AbbVie, Johnson & Johnson grab another Imbruvica nod with early OK in rare blood cancer

With a Monday decision in Waldenström's macroglobulinemia, AbbVie and Johnson & Johnson's Imbruvica now boasts nine FDA approvals. (AbbVie)

With a Monday decision by the FDA, adult patients with the rare blood cancer Waldenström's macroglobulinemia have a new, chemo-free treatment option in a combo of Imbruvica—a drug split by AbbVie and Johnson & Johnson—and Roche's Rituxan. Also with the approval, Imbruvica has another edge on AstraZeneca's Calquence.

The FDA signed off on the combo based on phase 3 data showing that it could significantly stave off cancer progression. In the study, dubbed Innovate, investigators recorded a 30-month progression-free survival figure of 82% for patients on the drug combo, compared with 28% for patients on Rituxan alone. Additionally, the combo reduced the incidence of anemia and infusion reactions that can be triggered by Rituxan use, Mark Wildgust, VP of global medical affairs for oncology at J&J's Janssen, previously told FiercePharma.

The combo “significantly improves outcomes, controls disease, improves the quality of life and addresses some of those symptomatic issues right up front,” Wildgust said this summer's American Society of Clinical Oncology (ASCO) annual meeting in Chicago.

Imbruvica is also approved solo to treat Waldenström's macroglobulinemia, but the new approval will eliminate the need for chemo as part of the regimen. The nod came about two months ahead of the FDA’s target decision date.

Imbruvica won its first nod in 2013 and has racked up several new uses since, grabbing additional nods in chronic lymphocytic leukemia, small lymphocytic lymphoma, mantle cell lymphoma, marginal zone lymphoma and chronic graft-versus-host disease. That's not to say it hasn't stumbled, though; last month, it came up short in a non-Hodgkin lymphoma, failing to improve event-free survival in previously untreated diffuse large B-cell lymphoma patients.

A slow-growing form of non-Hodgkin's lymphoma, Waldenström's macroglobulinemia affects about 2,800 new patients in the U.S. every year.

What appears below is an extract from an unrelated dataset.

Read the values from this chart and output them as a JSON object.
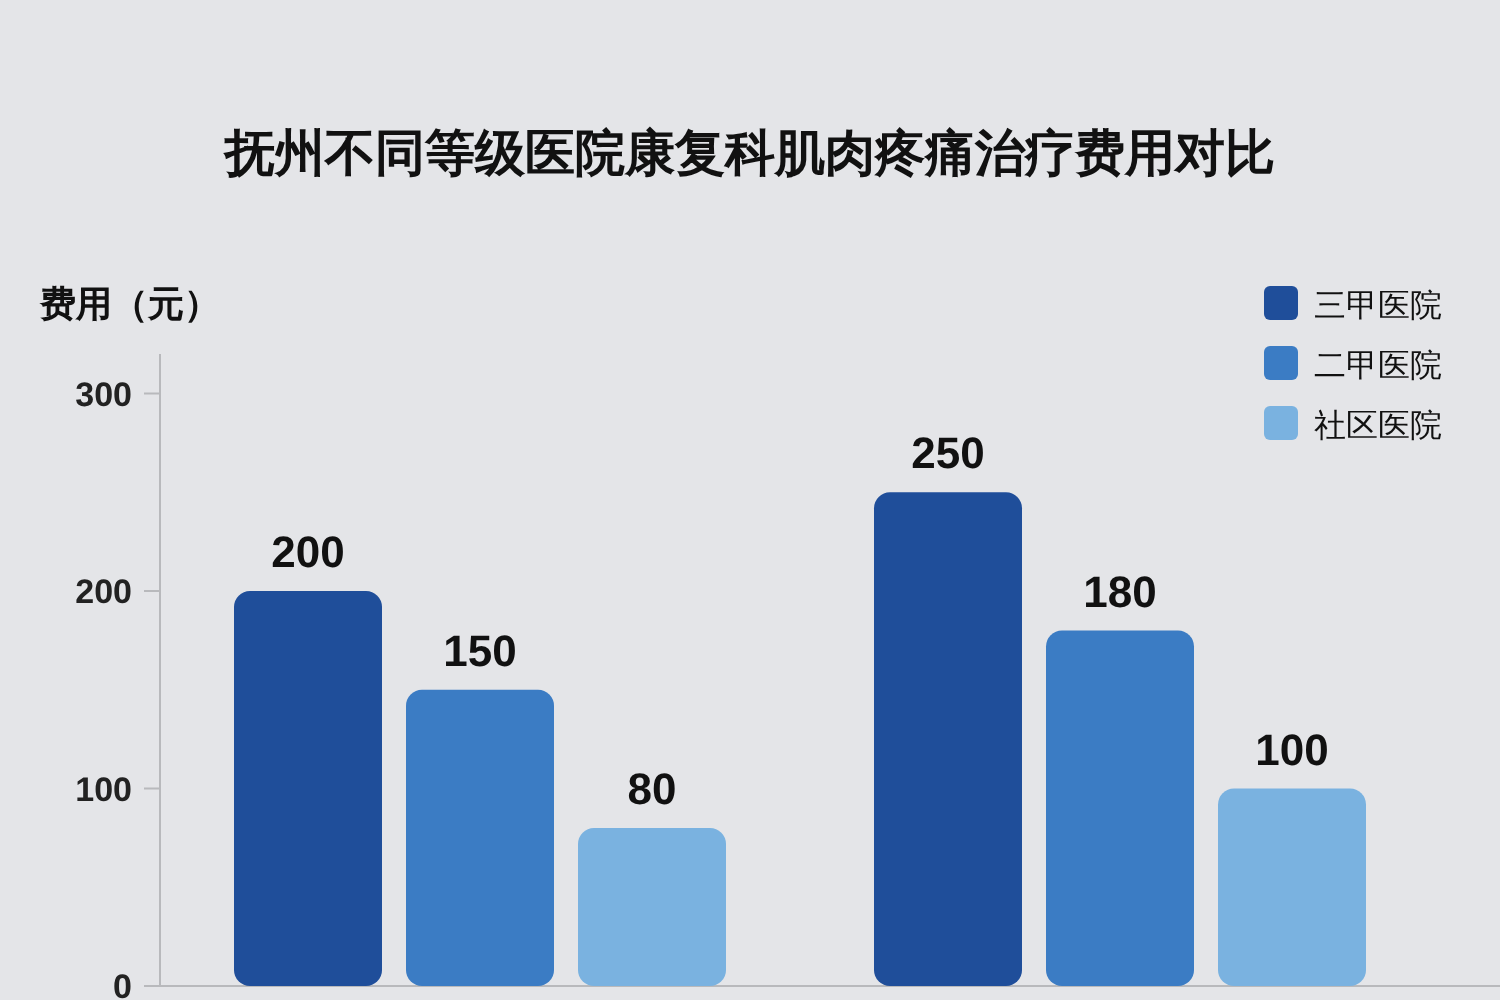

The approval comes only two months after the combo picked up a priority review in Waldenström's macroglobulinemia. Meanwhile, AstraZeneca is advancing its rival Calquence in the patient group. In phase 2 data presented at ASCO, Calquence elicited an immune response in 93% of 106 previously untreated WM patients.

Already, AZ’s Calquence is challenging Imbruvica in mantle cell lymphoma, and the drugs are expected to additionally battle in chronic lymphocytic leukemia, one of Imbruvica's key markets.

AbbVie picked up its share of Imbruvica in its $21 billion buyout of Pharmacyclics in 2015. J&J and Pharmacyclics co-developed and co-market the drug.  

For AbbVie, the drug represents an effort to diversify sales beyond the world’s bestselling med Humira, which pulled in more than $18 billion last year. Under recent patent settlements, biosimilars makers will have a chance to launch Humira copies in Europe this fall and in the U.S. in 2023.